There are some cases where gatekeepers are necessary for legal or compliance reasons, or because a system
is deeply frail, but I think we should generally treat gatekeeping as a significant implementation bug
rather than a stability feature to be emulated.
None of the ideas here are instant wins.
It’s my sense that managing rapid
growth is more along the lines of stacking small wins than identifying silver bullets.

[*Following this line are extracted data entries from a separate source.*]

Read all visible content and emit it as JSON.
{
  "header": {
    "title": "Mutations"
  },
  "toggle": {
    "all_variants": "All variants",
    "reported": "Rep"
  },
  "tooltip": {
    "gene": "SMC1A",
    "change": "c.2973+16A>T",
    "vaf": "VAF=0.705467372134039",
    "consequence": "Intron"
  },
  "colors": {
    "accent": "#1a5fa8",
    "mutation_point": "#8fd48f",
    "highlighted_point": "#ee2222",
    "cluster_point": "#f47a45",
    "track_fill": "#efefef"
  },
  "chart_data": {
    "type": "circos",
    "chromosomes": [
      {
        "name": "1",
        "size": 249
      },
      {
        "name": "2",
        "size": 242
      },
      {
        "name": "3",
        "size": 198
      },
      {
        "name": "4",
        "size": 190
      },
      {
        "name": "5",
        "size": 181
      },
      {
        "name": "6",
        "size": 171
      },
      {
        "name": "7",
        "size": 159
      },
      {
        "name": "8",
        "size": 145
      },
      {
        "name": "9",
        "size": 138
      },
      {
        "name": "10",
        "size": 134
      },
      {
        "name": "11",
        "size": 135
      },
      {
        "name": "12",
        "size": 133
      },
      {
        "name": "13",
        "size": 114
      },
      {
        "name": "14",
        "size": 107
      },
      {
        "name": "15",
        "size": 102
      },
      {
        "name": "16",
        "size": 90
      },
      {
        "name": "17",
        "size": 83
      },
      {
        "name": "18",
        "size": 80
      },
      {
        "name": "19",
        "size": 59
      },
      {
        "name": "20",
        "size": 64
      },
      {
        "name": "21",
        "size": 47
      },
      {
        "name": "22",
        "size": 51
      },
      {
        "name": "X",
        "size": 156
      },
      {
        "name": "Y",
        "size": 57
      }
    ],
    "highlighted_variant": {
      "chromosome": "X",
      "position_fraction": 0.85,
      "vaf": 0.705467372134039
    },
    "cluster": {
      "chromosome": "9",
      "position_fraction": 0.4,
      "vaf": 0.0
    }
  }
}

I have used all of these techniques, and am using most of them today to some extent or another,
so hopefully they will at least give you a few ideas.
Something that is somewhat ignored a bit here is how to handle urgent projects requests
when you’re already underwater with your existing work and maintenance. The most valuable
skill there is learning to say no in a way that is appropriate to your company’s culture,
which probably deserves it’s own article. There are probably some companies where saying no
is culturally impossible, and in those places I guess you either learn to say your no’s as
yes’s or maybe you find a slightly easier environment to participate in.
How do you remain productive in times of hypergrowth?